Su Domani continua il Blog mafie, da un’idea di Attilio Bolzoni. Potete seguirlo su questa pagina. Ogni mese un macro-tema, approfondito con un nuovo contenuto al giorno in collaborazione con l’associazione Cosa vostra. Dopo la serie sull’omicidio di Mario Francese e quella sul patto tra Cosa Nostra e i colletti bianchi, raccontiamo adesso la seconda guerra di mafia, quarant’anni dopo.

Alle ore 19.50 circa del 25.6.1981, tale Di FRESCO ANTONINO, alla guida della sua vettura, si fermava ad un posto di controllo dei CC. In questa via Oreto ed informava i militari che poco prima in questa via Giafar nel quartiere Brancaccio si era svolta una sparatoria in cui era rimasto ferito un ragazzo che egli, trovandosi a passare, aveva caricato sulla sua auto per accompagnarlo al pronto soccorso.

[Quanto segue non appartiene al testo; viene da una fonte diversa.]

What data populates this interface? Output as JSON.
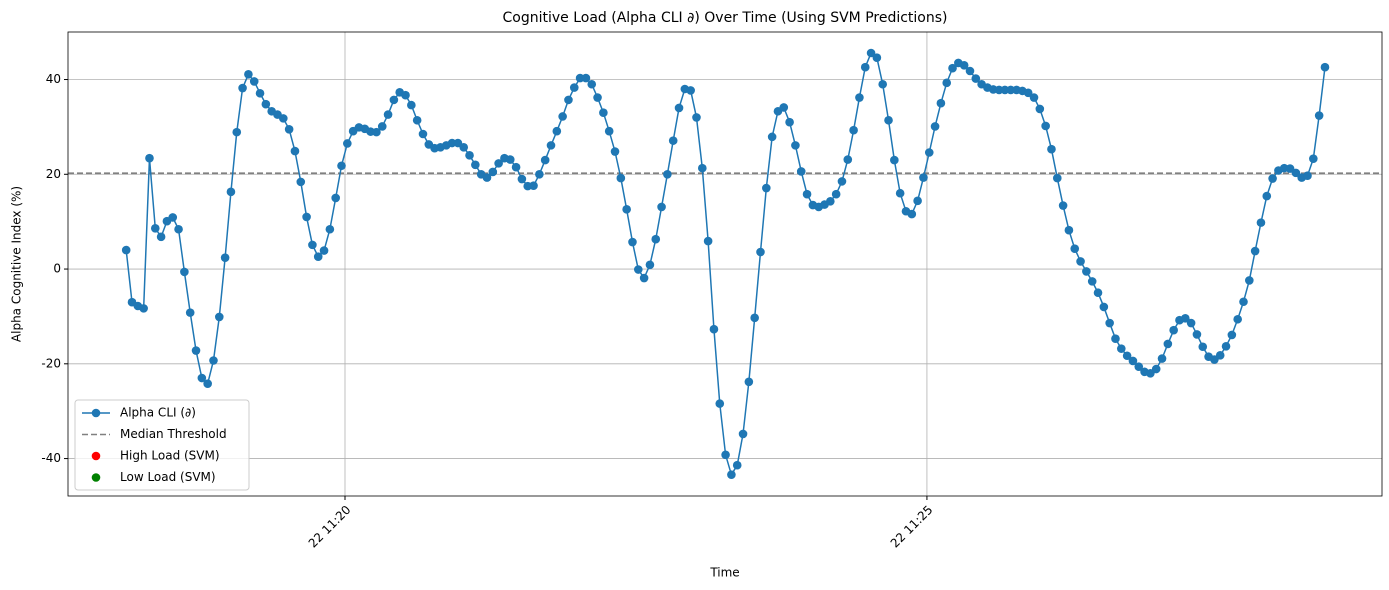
{
  "chart_data": {
    "type": "line",
    "title": "Cognitive Load (Alpha CLI ∂) Over Time (Using SVM Predictions)",
    "x_label": "Time",
    "y_label": "Alpha Cognitive Index (%)",
    "x": [
      18.12,
      18.17,
      18.22,
      18.27,
      18.32,
      18.37,
      18.42,
      18.47,
      18.52,
      18.57,
      18.62,
      18.67,
      18.72,
      18.77,
      18.82,
      18.87,
      18.92,
      18.97,
      19.02,
      19.07,
      19.12,
      19.17,
      19.22,
      19.27,
      19.32,
      19.37,
      19.42,
      19.47,
      19.52,
      19.57,
      19.62,
      19.67,
      19.72,
      19.77,
      19.82,
      19.87,
      19.92,
      19.97,
      20.02,
      20.07,
      20.12,
      20.17,
      20.22,
      20.27,
      20.32,
      20.37,
      20.42,
      20.47,
      20.52,
      20.57,
      20.62,
      20.67,
      20.72,
      20.77,
      20.82,
      20.87,
      20.92,
      20.97,
      21.02,
      21.07,
      21.12,
      21.17,
      21.22,
      21.27,
      21.32,
      21.37,
      21.42,
      21.47,
      21.52,
      21.57,
      21.62,
      21.67,
      21.72,
      21.77,
      21.82,
      21.87,
      21.92,
      21.97,
      22.02,
      22.07,
      22.12,
      22.17,
      22.22,
      22.27,
      22.32,
      22.37,
      22.42,
      22.47,
      22.52,
      22.57,
      22.62,
      22.67,
      22.72,
      22.77,
      22.82,
      22.87,
      22.92,
      22.97,
      23.02,
      23.07,
      23.12,
      23.17,
      23.22,
      23.27,
      23.32,
      23.37,
      23.42,
      23.47,
      23.52,
      23.57,
      23.62,
      23.67,
      23.72,
      23.77,
      23.82,
      23.87,
      23.92,
      23.97,
      24.02,
      24.07,
      24.12,
      24.17,
      24.22,
      24.27,
      24.32,
      24.37,
      24.42,
      24.47,
      24.52,
      24.57,
      24.62,
      24.67,
      24.72,
      24.77,
      24.82,
      24.87,
      24.92,
      24.97,
      25.02,
      25.07,
      25.12,
      25.17,
      25.22,
      25.27,
      25.32,
      25.37,
      25.42,
      25.47,
      25.52,
      25.57,
      25.62,
      25.67,
      25.72,
      25.77,
      25.82,
      25.87,
      25.92,
      25.97,
      26.02,
      26.07,
      26.12,
      26.17,
      26.22,
      26.27,
      26.32,
      26.37,
      26.42,
      26.47,
      26.52,
      26.57,
      26.62,
      26.67,
      26.72,
      26.77,
      26.82,
      26.87,
      26.92,
      26.97,
      27.02,
      27.07,
      27.12,
      27.17,
      27.22,
      27.27,
      27.32,
      27.37,
      27.42,
      27.47,
      27.52,
      27.57,
      27.62,
      27.67,
      27.72,
      27.77,
      27.82,
      27.87,
      27.92,
      27.97,
      28.02,
      28.07,
      28.12,
      28.17,
      28.22,
      28.27,
      28.32,
      28.37,
      28.42
    ],
    "series": [
      {
        "name": "Alpha CLI (∂)",
        "color": "#1f77b4",
        "marker": "circle",
        "values": [
          4.0,
          -7.0,
          -7.8,
          -8.3,
          23.4,
          8.6,
          6.8,
          10.1,
          10.9,
          8.4,
          -0.6,
          -9.2,
          -17.2,
          -23.0,
          -24.2,
          -19.3,
          -10.1,
          2.4,
          16.3,
          28.9,
          38.2,
          41.1,
          39.6,
          37.1,
          34.8,
          33.3,
          32.6,
          31.8,
          29.5,
          24.9,
          18.4,
          11.0,
          5.1,
          2.6,
          3.9,
          8.4,
          15.0,
          21.8,
          26.5,
          29.1,
          29.9,
          29.6,
          29.0,
          28.9,
          30.1,
          32.6,
          35.7,
          37.3,
          36.7,
          34.6,
          31.4,
          28.5,
          26.3,
          25.5,
          25.7,
          26.1,
          26.6,
          26.6,
          25.7,
          24.0,
          22.0,
          20.0,
          19.3,
          20.5,
          22.3,
          23.4,
          23.1,
          21.5,
          19.0,
          17.5,
          17.6,
          20.0,
          23.0,
          26.1,
          29.1,
          32.2,
          35.7,
          38.3,
          40.3,
          40.3,
          39.0,
          36.2,
          33.0,
          29.1,
          24.8,
          19.2,
          12.6,
          5.7,
          -0.1,
          -1.9,
          0.9,
          6.3,
          13.1,
          20.0,
          27.1,
          34.0,
          38.0,
          37.7,
          32.0,
          21.3,
          5.9,
          -12.7,
          -28.4,
          -39.2,
          -43.4,
          -41.4,
          -34.8,
          -23.8,
          -10.3,
          3.6,
          17.1,
          27.9,
          33.3,
          34.1,
          31.0,
          26.1,
          20.6,
          15.8,
          13.5,
          13.1,
          13.6,
          14.3,
          15.8,
          18.5,
          23.1,
          29.3,
          36.2,
          42.6,
          45.6,
          44.6,
          39.0,
          31.4,
          23.0,
          16.0,
          12.2,
          11.6,
          14.4,
          19.3,
          24.6,
          30.1,
          35.0,
          39.3,
          42.4,
          43.5,
          43.0,
          41.8,
          40.2,
          39.0,
          38.3,
          37.9,
          37.8,
          37.8,
          37.8,
          37.8,
          37.6,
          37.2,
          36.2,
          33.8,
          30.2,
          25.3,
          19.2,
          13.4,
          8.2,
          4.3,
          1.6,
          -0.5,
          -2.6,
          -5.0,
          -8.0,
          -11.4,
          -14.7,
          -16.8,
          -18.3,
          -19.4,
          -20.6,
          -21.7,
          -22.0,
          -21.1,
          -18.9,
          -15.8,
          -12.9,
          -10.8,
          -10.4,
          -11.4,
          -13.8,
          -16.4,
          -18.5,
          -19.1,
          -18.2,
          -16.3,
          -13.9,
          -10.6,
          -6.9,
          -2.4,
          3.8,
          9.8,
          15.4,
          19.1,
          20.8,
          21.3,
          21.2,
          20.3,
          19.3,
          19.7,
          23.3,
          32.4,
          42.6
        ]
      }
    ],
    "hlines": [
      {
        "name": "Median Threshold",
        "value": 20.2,
        "color": "#808080",
        "dashed": true
      }
    ],
    "scatter_series": [
      {
        "name": "High Load (SVM)",
        "color": "#ff0000",
        "values": []
      },
      {
        "name": "Low Load (SVM)",
        "color": "#008000",
        "values": []
      }
    ],
    "xlim": [
      17.62,
      28.91
    ],
    "xticks": [
      {
        "value": 20,
        "label": "22 11:20"
      },
      {
        "value": 25,
        "label": "22 11:25"
      }
    ],
    "ylim": [
      -47.9,
      50.03
    ],
    "yticks": [
      -40,
      -20,
      0,
      20,
      40
    ],
    "grid": true,
    "legend_position": "lower-left"
  }
}
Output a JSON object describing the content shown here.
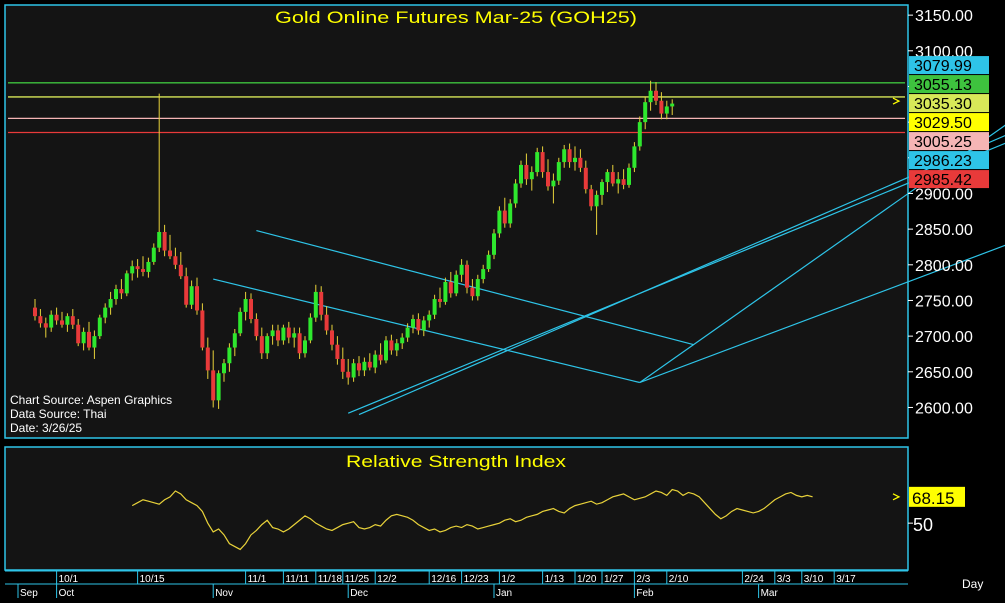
{
  "chart_data": [
    {
      "type": "candlestick",
      "title": "Gold Online Futures Mar-25 (GOH25)",
      "ylim": [
        2560,
        3160
      ],
      "yticks": [
        2600,
        2650,
        2700,
        2750,
        2800,
        2850,
        2900,
        2950,
        3000,
        3050,
        3100,
        3150
      ],
      "ytick_labels": [
        "2600.00",
        "2650.00",
        "2700.00",
        "2750.00",
        "2800.00",
        "2850.00",
        "2900.00",
        "2950.00",
        "3000.00",
        "3050.00",
        "3100.00",
        "3150.00"
      ],
      "price_tags": [
        {
          "label": "3079.99",
          "value": 3079.99,
          "color": "#2ec4e8",
          "text_color": "#000000"
        },
        {
          "label": "3055.13",
          "value": 3055.13,
          "color": "#3ec23e",
          "text_color": "#000000"
        },
        {
          "label": "3035.30",
          "value": 3035.3,
          "color": "#d8e858",
          "text_color": "#000000"
        },
        {
          "label": "3029.50",
          "value": 3029.5,
          "color": "#ffff00",
          "text_color": "#000000"
        },
        {
          "label": "3005.25",
          "value": 3005.25,
          "color": "#f5b5b5",
          "text_color": "#000000"
        },
        {
          "label": "2986.23",
          "value": 2986.23,
          "color": "#2ec4e8",
          "text_color": "#000000"
        },
        {
          "label": "2985.42",
          "value": 2985.42,
          "color": "#e83a3a",
          "text_color": "#000000"
        }
      ],
      "horizontal_lines": [
        {
          "value": 3055.13,
          "color": "#3ec23e"
        },
        {
          "value": 3035.3,
          "color": "#d8e858"
        },
        {
          "value": 3005.25,
          "color": "#f5b5b5"
        },
        {
          "value": 2985.42,
          "color": "#e83a3a"
        }
      ],
      "trend_lines": [
        {
          "from": {
            "bar": 41,
            "value": 2848
          },
          "to": {
            "bar": 122,
            "value": 2688
          }
        },
        {
          "from": {
            "bar": 33,
            "value": 2780
          },
          "to": {
            "bar": 112,
            "value": 2635
          }
        },
        {
          "from": {
            "bar": 58,
            "value": 2592
          },
          "to": {
            "bar": 186,
            "value": 2990
          }
        },
        {
          "from": {
            "bar": 112,
            "value": 2635
          },
          "to": {
            "bar": 194,
            "value": 2868
          }
        },
        {
          "from": {
            "bar": 60,
            "value": 2590
          },
          "to": {
            "bar": 190,
            "value": 3015
          }
        },
        {
          "from": {
            "bar": 112,
            "value": 2635
          },
          "to": {
            "bar": 188,
            "value": 3040
          }
        }
      ],
      "bars": [
        [
          2740,
          2752,
          2722,
          2728
        ],
        [
          2728,
          2738,
          2712,
          2718
        ],
        [
          2718,
          2726,
          2698,
          2712
        ],
        [
          2712,
          2736,
          2706,
          2730
        ],
        [
          2730,
          2740,
          2716,
          2722
        ],
        [
          2722,
          2734,
          2712,
          2716
        ],
        [
          2716,
          2732,
          2706,
          2728
        ],
        [
          2728,
          2738,
          2710,
          2716
        ],
        [
          2716,
          2724,
          2686,
          2690
        ],
        [
          2690,
          2712,
          2680,
          2706
        ],
        [
          2706,
          2720,
          2680,
          2684
        ],
        [
          2684,
          2708,
          2668,
          2700
        ],
        [
          2700,
          2730,
          2696,
          2726
        ],
        [
          2726,
          2746,
          2718,
          2740
        ],
        [
          2740,
          2762,
          2730,
          2752
        ],
        [
          2752,
          2772,
          2744,
          2766
        ],
        [
          2766,
          2780,
          2752,
          2760
        ],
        [
          2760,
          2792,
          2756,
          2788
        ],
        [
          2788,
          2806,
          2778,
          2798
        ],
        [
          2798,
          2808,
          2782,
          2794
        ],
        [
          2794,
          2812,
          2784,
          2790
        ],
        [
          2790,
          2810,
          2782,
          2804
        ],
        [
          2804,
          2830,
          2800,
          2824
        ],
        [
          2824,
          3040,
          2818,
          2846
        ],
        [
          2846,
          2856,
          2812,
          2820
        ],
        [
          2820,
          2842,
          2808,
          2812
        ],
        [
          2812,
          2824,
          2794,
          2800
        ],
        [
          2800,
          2818,
          2780,
          2784
        ],
        [
          2784,
          2796,
          2740,
          2744
        ],
        [
          2744,
          2778,
          2738,
          2770
        ],
        [
          2770,
          2782,
          2730,
          2736
        ],
        [
          2736,
          2746,
          2680,
          2684
        ],
        [
          2684,
          2698,
          2640,
          2652
        ],
        [
          2652,
          2680,
          2600,
          2610
        ],
        [
          2610,
          2652,
          2598,
          2648
        ],
        [
          2648,
          2668,
          2636,
          2662
        ],
        [
          2662,
          2690,
          2650,
          2684
        ],
        [
          2684,
          2710,
          2672,
          2704
        ],
        [
          2704,
          2740,
          2700,
          2734
        ],
        [
          2734,
          2762,
          2722,
          2752
        ],
        [
          2752,
          2760,
          2718,
          2724
        ],
        [
          2724,
          2732,
          2694,
          2700
        ],
        [
          2700,
          2712,
          2668,
          2676
        ],
        [
          2676,
          2704,
          2668,
          2700
        ],
        [
          2700,
          2716,
          2688,
          2708
        ],
        [
          2708,
          2716,
          2686,
          2694
        ],
        [
          2694,
          2716,
          2688,
          2712
        ],
        [
          2712,
          2720,
          2690,
          2698
        ],
        [
          2698,
          2712,
          2684,
          2704
        ],
        [
          2704,
          2712,
          2668,
          2676
        ],
        [
          2676,
          2700,
          2670,
          2694
        ],
        [
          2694,
          2732,
          2690,
          2726
        ],
        [
          2726,
          2772,
          2720,
          2762
        ],
        [
          2762,
          2770,
          2722,
          2730
        ],
        [
          2730,
          2742,
          2702,
          2708
        ],
        [
          2708,
          2716,
          2680,
          2688
        ],
        [
          2688,
          2700,
          2660,
          2668
        ],
        [
          2668,
          2684,
          2640,
          2650
        ],
        [
          2650,
          2668,
          2632,
          2642
        ],
        [
          2642,
          2668,
          2636,
          2662
        ],
        [
          2662,
          2672,
          2644,
          2652
        ],
        [
          2652,
          2670,
          2644,
          2664
        ],
        [
          2664,
          2676,
          2652,
          2656
        ],
        [
          2656,
          2680,
          2648,
          2674
        ],
        [
          2674,
          2690,
          2660,
          2666
        ],
        [
          2666,
          2700,
          2662,
          2694
        ],
        [
          2694,
          2702,
          2674,
          2680
        ],
        [
          2680,
          2696,
          2672,
          2690
        ],
        [
          2690,
          2704,
          2682,
          2698
        ],
        [
          2698,
          2718,
          2692,
          2712
        ],
        [
          2712,
          2730,
          2704,
          2724
        ],
        [
          2724,
          2732,
          2702,
          2708
        ],
        [
          2708,
          2728,
          2700,
          2722
        ],
        [
          2722,
          2736,
          2712,
          2730
        ],
        [
          2730,
          2758,
          2724,
          2752
        ],
        [
          2752,
          2768,
          2740,
          2748
        ],
        [
          2748,
          2782,
          2744,
          2776
        ],
        [
          2776,
          2790,
          2754,
          2760
        ],
        [
          2760,
          2792,
          2756,
          2786
        ],
        [
          2786,
          2808,
          2776,
          2800
        ],
        [
          2800,
          2806,
          2760,
          2768
        ],
        [
          2768,
          2780,
          2750,
          2756
        ],
        [
          2756,
          2786,
          2750,
          2780
        ],
        [
          2780,
          2800,
          2774,
          2794
        ],
        [
          2794,
          2820,
          2790,
          2814
        ],
        [
          2814,
          2850,
          2808,
          2844
        ],
        [
          2844,
          2882,
          2838,
          2876
        ],
        [
          2876,
          2894,
          2852,
          2858
        ],
        [
          2858,
          2892,
          2852,
          2886
        ],
        [
          2886,
          2920,
          2880,
          2914
        ],
        [
          2914,
          2946,
          2908,
          2940
        ],
        [
          2940,
          2956,
          2912,
          2920
        ],
        [
          2920,
          2938,
          2904,
          2930
        ],
        [
          2930,
          2964,
          2924,
          2958
        ],
        [
          2958,
          2966,
          2922,
          2930
        ],
        [
          2930,
          2948,
          2904,
          2910
        ],
        [
          2910,
          2928,
          2886,
          2918
        ],
        [
          2918,
          2950,
          2912,
          2944
        ],
        [
          2944,
          2968,
          2936,
          2962
        ],
        [
          2962,
          2970,
          2936,
          2944
        ],
        [
          2944,
          2966,
          2932,
          2950
        ],
        [
          2950,
          2962,
          2930,
          2936
        ],
        [
          2936,
          2946,
          2900,
          2906
        ],
        [
          2906,
          2912,
          2876,
          2882
        ],
        [
          2882,
          2904,
          2842,
          2898
        ],
        [
          2898,
          2920,
          2884,
          2916
        ],
        [
          2916,
          2934,
          2902,
          2930
        ],
        [
          2930,
          2940,
          2910,
          2914
        ],
        [
          2914,
          2930,
          2900,
          2920
        ],
        [
          2920,
          2934,
          2906,
          2912
        ],
        [
          2912,
          2942,
          2908,
          2936
        ],
        [
          2936,
          2972,
          2930,
          2966
        ],
        [
          2966,
          3008,
          2960,
          3000
        ],
        [
          3000,
          3036,
          2990,
          3028
        ],
        [
          3028,
          3058,
          3016,
          3044
        ],
        [
          3044,
          3056,
          3024,
          3030
        ],
        [
          3030,
          3042,
          3004,
          3012
        ],
        [
          3012,
          3030,
          3004,
          3022
        ],
        [
          3022,
          3032,
          3010,
          3026
        ]
      ]
    },
    {
      "type": "line",
      "title": "Relative Strength Index",
      "ylim": [
        20,
        85
      ],
      "yticks": [
        50
      ],
      "ytick_labels": [
        "50"
      ],
      "last_value_label": "68.15",
      "series": [
        {
          "color": "#e8d23a",
          "start_bar": 18,
          "values": [
            62,
            64,
            66,
            65,
            64,
            63,
            66,
            68,
            72,
            70,
            66,
            64,
            62,
            58,
            50,
            44,
            46,
            42,
            36,
            34,
            32,
            36,
            42,
            45,
            49,
            52,
            47,
            46,
            44,
            46,
            49,
            52,
            55,
            53,
            50,
            48,
            46,
            45,
            47,
            49,
            50,
            51,
            47,
            46,
            47,
            49,
            48,
            52,
            55,
            56,
            55,
            54,
            52,
            49,
            47,
            45,
            46,
            44,
            45,
            47,
            48,
            47,
            49,
            48,
            46,
            47,
            48,
            49,
            50,
            52,
            53,
            51,
            52,
            54,
            55,
            56,
            58,
            59,
            60,
            58,
            57,
            60,
            62,
            63,
            64,
            65,
            63,
            64,
            66,
            68,
            69,
            70,
            68,
            66,
            67,
            68,
            70,
            72,
            71,
            69,
            73,
            72,
            69,
            71,
            70,
            68,
            64,
            60,
            56,
            53,
            55,
            58,
            60,
            59,
            58,
            57,
            58,
            60,
            63,
            66,
            68,
            70,
            71,
            69,
            68,
            69,
            68
          ]
        }
      ]
    }
  ],
  "annotations": {
    "chart_source": "Chart Source: Aspen Graphics",
    "data_source": "Data Source: Thai",
    "date": "Date: 3/26/25"
  },
  "x_axis": {
    "day_label": "Day",
    "day_ticks": [
      {
        "bar": 4,
        "label": "10/1"
      },
      {
        "bar": 19,
        "label": "10/15"
      },
      {
        "bar": 39,
        "label": "11/1"
      },
      {
        "bar": 46,
        "label": "11/11"
      },
      {
        "bar": 52,
        "label": "11/18"
      },
      {
        "bar": 57,
        "label": "11/25"
      },
      {
        "bar": 63,
        "label": "12/2"
      },
      {
        "bar": 73,
        "label": "12/16"
      },
      {
        "bar": 79,
        "label": "12/23"
      },
      {
        "bar": 86,
        "label": "1/2"
      },
      {
        "bar": 94,
        "label": "1/13"
      },
      {
        "bar": 100,
        "label": "1/20"
      },
      {
        "bar": 105,
        "label": "1/27"
      },
      {
        "bar": 111,
        "label": "2/3"
      },
      {
        "bar": 117,
        "label": "2/10"
      },
      {
        "bar": 131,
        "label": "2/24"
      },
      {
        "bar": 137,
        "label": "3/3"
      },
      {
        "bar": 142,
        "label": "3/10"
      },
      {
        "bar": 148,
        "label": "3/17"
      }
    ],
    "month_ticks": [
      {
        "bar": 0,
        "label": "Sep"
      },
      {
        "bar": 4,
        "label": "Oct"
      },
      {
        "bar": 33,
        "label": "Nov"
      },
      {
        "bar": 58,
        "label": "Dec"
      },
      {
        "bar": 85,
        "label": "Jan"
      },
      {
        "bar": 111,
        "label": "Feb"
      },
      {
        "bar": 134,
        "label": "Mar"
      }
    ]
  },
  "colors": {
    "background": "#141414",
    "frame": "#2ec4e8",
    "up": "#2ee82e",
    "down": "#e83a3a",
    "title": "#ffff00",
    "axis_text": "#ffffff"
  }
}
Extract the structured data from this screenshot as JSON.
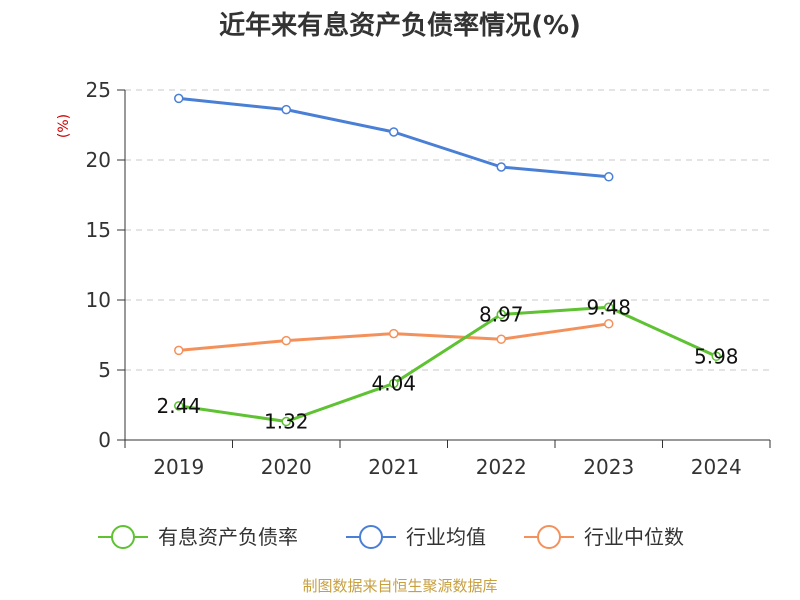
{
  "chart_data": {
    "type": "line",
    "title": "近年来有息资产负债率情况(%)",
    "ylabel": "(%)",
    "xlabel": "",
    "categories": [
      "2019",
      "2020",
      "2021",
      "2022",
      "2023",
      "2024"
    ],
    "ylim": [
      0,
      25
    ],
    "yticks": [
      0,
      5,
      10,
      15,
      20,
      25
    ],
    "grid": true,
    "legend_position": "bottom",
    "series": [
      {
        "name": "有息资产负债率",
        "color": "#5ec232",
        "values": [
          2.44,
          1.32,
          4.04,
          8.97,
          9.48,
          5.98
        ],
        "labels": [
          "2.44",
          "1.32",
          "4.04",
          "8.97",
          "9.48",
          "5.98"
        ]
      },
      {
        "name": "行业均值",
        "color": "#4a7fd6",
        "values": [
          24.4,
          23.6,
          22.0,
          19.5,
          18.8,
          null
        ]
      },
      {
        "name": "行业中位数",
        "color": "#f4915b",
        "values": [
          6.4,
          7.1,
          7.6,
          7.2,
          8.3,
          null
        ]
      }
    ]
  },
  "source_text": "制图数据来自恒生聚源数据库"
}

I CC. provvedevano ad avviare al pronto soccorso il ferito identificato per FOGLIETTA GIUSEPPE di anni 11, ed a smistare l’allarme.

Poco dopo militari dell’arma e personale della Polizia di Stato giungevano sul luogo della sparatoria e notavano, ferma in via Giafar, una autovettura Fiat 127, che presentava numerosi fori di proiettili ai vetri e alla carrozzeria; all’interno del veicolo rinvenivano e repertavano quattro pezzi di “camicia” di proiettili ed un cappellino da ragazzo e, a poca distanza dalla vettura, 22 bossoli di proiettili per fucile mitragliatore calibro 7,62, sui cui fondelli vi era l’ormai nota dicitura 711-74; ancora una volta, dunque, era stato usato il terribile kalashnikov.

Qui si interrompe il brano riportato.